There Will Be No Miracles Here Summary & Study Guide includes comprehensive information and analysis to help you understand the book. This study guide contains the following sections:

This detailed literature summary also contains Topics for Discussion on There Will Be No Miracles Here by Casey Gerald.

The following version of this book was used to create the guide: Gerald, Casey. There Will Be No Miracles Here. Riverhead Books, 2018.

Casey Gerald’s memoir, There Will Be No Miracles Here, chronicles his journey from Oak Cliff, Texas — an economically depressed suburb of Dallas — to Yale University and beyond. Casey grew up in the shadow of his father, Roderic, a celebrated football player, who, after being given cocaine to enhance his performance in an important game, slowly succumbed to drug addiction. He spent much of Casey’s youth in prison and/or rehabilitation centers. Casey’s mother, Debra, struggled with mental health issues and disappeared frequently, for days or years at a time; she was likewise institutionalized throughout Casey’s youth. Casey and his older sister, Tashia, only occasionally lived with either of their parents (whose relationship had fallen apart in the interim) and instead crashed with grandmothers and aunts throughout their early youth before finally moving into an apartment together. In pursuit of the adult approval that he could not get from his absentee parents, Casey applied himself assiduously to his schoolwork and proved himself a gifted student. Like his father, he played football from middle through high school and, in his senior year, Casey was recruited to play for Yale University.

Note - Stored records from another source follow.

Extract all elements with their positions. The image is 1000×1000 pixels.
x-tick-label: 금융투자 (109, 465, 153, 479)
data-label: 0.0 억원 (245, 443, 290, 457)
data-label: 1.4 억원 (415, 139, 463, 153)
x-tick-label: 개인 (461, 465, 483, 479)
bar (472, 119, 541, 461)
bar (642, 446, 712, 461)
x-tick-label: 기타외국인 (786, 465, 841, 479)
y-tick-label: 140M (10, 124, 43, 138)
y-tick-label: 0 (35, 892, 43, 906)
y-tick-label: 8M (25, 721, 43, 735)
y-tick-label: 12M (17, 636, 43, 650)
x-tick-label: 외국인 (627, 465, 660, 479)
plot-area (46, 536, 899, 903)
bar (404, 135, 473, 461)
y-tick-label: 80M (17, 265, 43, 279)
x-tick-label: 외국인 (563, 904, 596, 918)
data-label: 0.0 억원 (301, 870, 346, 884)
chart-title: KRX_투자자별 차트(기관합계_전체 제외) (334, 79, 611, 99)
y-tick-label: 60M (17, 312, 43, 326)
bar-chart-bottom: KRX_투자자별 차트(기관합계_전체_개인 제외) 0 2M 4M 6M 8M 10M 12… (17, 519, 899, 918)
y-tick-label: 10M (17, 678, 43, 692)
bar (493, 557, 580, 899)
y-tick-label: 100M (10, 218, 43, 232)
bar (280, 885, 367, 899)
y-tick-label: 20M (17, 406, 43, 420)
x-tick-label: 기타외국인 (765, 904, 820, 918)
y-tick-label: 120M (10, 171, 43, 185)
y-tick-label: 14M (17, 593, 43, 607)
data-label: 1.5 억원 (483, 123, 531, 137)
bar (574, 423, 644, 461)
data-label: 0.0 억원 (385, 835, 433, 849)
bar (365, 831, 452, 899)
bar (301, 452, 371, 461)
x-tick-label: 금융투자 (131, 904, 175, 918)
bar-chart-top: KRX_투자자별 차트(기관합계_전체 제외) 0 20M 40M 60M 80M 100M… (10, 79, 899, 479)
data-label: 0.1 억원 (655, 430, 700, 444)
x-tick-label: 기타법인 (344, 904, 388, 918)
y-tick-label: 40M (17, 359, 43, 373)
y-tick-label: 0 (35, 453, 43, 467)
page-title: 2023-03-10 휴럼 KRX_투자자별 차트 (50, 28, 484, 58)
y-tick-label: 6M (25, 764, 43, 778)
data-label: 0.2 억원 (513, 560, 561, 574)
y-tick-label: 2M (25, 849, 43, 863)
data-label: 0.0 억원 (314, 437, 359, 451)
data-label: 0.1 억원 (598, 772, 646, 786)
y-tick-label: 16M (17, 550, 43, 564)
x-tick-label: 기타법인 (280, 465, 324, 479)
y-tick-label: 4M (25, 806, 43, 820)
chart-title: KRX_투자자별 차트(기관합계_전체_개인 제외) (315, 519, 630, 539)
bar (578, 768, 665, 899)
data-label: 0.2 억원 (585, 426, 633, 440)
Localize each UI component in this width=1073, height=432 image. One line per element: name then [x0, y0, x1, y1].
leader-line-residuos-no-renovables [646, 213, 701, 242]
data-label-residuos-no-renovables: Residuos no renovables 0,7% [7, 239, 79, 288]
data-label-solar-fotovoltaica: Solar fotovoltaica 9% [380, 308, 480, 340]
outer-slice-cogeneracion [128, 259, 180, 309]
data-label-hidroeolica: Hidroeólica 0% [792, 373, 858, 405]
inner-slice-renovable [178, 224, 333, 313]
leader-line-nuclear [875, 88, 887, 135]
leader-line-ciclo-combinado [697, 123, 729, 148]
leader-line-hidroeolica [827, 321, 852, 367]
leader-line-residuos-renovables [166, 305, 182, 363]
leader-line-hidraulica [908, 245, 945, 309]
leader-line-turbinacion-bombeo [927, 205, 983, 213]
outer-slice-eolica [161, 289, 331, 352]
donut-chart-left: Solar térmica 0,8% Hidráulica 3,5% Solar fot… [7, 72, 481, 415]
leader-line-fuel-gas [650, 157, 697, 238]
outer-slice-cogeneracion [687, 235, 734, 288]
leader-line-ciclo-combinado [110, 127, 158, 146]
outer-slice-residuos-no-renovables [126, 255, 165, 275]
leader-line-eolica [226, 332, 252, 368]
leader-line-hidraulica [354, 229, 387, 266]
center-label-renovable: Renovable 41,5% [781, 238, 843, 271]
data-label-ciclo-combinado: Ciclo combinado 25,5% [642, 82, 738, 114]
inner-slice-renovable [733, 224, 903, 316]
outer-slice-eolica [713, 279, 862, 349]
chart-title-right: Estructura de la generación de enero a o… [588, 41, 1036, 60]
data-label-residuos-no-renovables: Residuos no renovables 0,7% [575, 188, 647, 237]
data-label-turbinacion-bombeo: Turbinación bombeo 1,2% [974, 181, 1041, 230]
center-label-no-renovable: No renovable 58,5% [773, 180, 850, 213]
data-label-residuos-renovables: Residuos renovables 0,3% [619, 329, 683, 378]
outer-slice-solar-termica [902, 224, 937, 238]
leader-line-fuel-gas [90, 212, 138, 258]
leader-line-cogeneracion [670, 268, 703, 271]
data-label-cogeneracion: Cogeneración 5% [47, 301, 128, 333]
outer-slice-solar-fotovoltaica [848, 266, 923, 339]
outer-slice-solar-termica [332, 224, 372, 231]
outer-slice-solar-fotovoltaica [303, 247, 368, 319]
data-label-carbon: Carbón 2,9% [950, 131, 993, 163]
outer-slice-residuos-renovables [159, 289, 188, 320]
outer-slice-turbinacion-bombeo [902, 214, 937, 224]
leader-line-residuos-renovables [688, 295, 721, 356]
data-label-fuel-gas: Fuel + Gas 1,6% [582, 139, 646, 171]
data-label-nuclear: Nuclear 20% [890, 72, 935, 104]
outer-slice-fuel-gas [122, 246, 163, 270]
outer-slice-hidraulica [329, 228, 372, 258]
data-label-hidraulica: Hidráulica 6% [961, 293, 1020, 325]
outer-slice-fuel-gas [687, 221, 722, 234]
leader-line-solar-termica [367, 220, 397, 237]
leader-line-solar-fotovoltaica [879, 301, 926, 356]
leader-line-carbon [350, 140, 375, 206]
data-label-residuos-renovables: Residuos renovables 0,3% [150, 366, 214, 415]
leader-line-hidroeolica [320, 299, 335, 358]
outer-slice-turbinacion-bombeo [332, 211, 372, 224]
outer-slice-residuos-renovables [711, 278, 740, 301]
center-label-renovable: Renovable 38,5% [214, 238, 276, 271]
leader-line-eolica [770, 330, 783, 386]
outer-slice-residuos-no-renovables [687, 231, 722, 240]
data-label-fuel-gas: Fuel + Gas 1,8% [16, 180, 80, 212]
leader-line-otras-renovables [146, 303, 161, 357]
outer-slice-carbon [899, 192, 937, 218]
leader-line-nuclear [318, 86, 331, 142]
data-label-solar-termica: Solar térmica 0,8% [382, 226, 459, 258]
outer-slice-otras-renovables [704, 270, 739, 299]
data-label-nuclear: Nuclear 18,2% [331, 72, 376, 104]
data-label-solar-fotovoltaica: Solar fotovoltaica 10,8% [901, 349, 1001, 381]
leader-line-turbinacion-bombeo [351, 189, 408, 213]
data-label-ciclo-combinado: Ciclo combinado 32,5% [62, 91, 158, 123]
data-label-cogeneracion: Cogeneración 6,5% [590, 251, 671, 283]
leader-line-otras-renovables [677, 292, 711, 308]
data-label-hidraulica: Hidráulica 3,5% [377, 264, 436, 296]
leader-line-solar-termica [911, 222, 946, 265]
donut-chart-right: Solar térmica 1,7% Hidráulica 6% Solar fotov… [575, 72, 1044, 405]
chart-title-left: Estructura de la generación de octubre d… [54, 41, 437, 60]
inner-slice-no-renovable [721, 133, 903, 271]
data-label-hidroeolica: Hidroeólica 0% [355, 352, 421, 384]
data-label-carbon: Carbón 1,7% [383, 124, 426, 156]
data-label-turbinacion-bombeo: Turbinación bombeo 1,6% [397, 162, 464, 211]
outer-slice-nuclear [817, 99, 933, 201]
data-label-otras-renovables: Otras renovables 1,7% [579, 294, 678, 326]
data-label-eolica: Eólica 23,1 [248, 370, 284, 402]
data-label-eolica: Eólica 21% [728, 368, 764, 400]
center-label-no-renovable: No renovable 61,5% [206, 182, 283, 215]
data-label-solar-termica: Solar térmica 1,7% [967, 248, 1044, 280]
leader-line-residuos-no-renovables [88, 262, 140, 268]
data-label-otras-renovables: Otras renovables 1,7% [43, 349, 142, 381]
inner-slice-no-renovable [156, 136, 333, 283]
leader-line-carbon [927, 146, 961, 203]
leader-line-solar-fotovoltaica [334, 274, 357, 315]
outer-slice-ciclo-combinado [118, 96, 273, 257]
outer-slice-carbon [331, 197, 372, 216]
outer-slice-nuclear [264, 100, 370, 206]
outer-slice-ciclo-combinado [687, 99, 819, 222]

Throughout his teenaged years, Casey struggled with his homosexuality; he had been pressured by various relatives to perform their version of heteronormative masculinity and so he remained closeted. The advent of the internet offered Casey the means to explore his sexual identity and he began a long-distance relationship with Red, who lived in Shreveport. The relationship fell apart due to Casey’s ambivalence, which was rooted in his religious belief that homosexuality was morally reprehensible and would keep him from having a pure relationship with Jesus. Nevertheless, before leaving for New Haven Casey met another young man, River, with whom he eventually had a long-distance relationship during college.

At Yale, Casey encountered both classism and racism from his more privileged peers and he felt miserable and alone. He fought with his teammates, rebuffed people’s attempts to befriend him, and gave vent to his antagonism on Facebook. His only comfort came from his freshman year English class. By sophomore year, some of Casey’s vitriol had cooled, and he formed an alliance with his fellow underclassmen on the football team to train harder than their upperclassmen counterparts. Come junior year, Casey had established himself as a stellar player, excellent student, and independent visionary, and together with his classmate helped to found the Yale Black Men’s Union, eventually serving as the fledgling organization’s first president. In his senior year, Casey was a Rhodes scholar finalist and an member of the elite Wolf’s Head secret society. By graduation, he had earned a reputation among his peers for unscrupulousness.

At some point Casey attended Harvard Business School, though it is unclear as to whether he did so immediately after graduation. In any event, Casey had long been entertaining the idea of a career in politics and seeking out high-profile internships and jobs toward that end. Casey attended a summer program for young diplomats in Berlin, served as special advisor to Maria Shriver at the Center for American Progress, and even began to strategize a campaign in Dallas County’s 30th congressional district. However, when Casey realized that his long-concealed homosexuality might present obstacles to election, he stopped planning in order to reckon with how he had neglected his relationships and himself in pursuit of the American dream. He moved to New York, then to Harvard, and finally settled in Austin. In the book’s last chapter, Casey reunites with River, and it seems as though the two might give their relationship another try.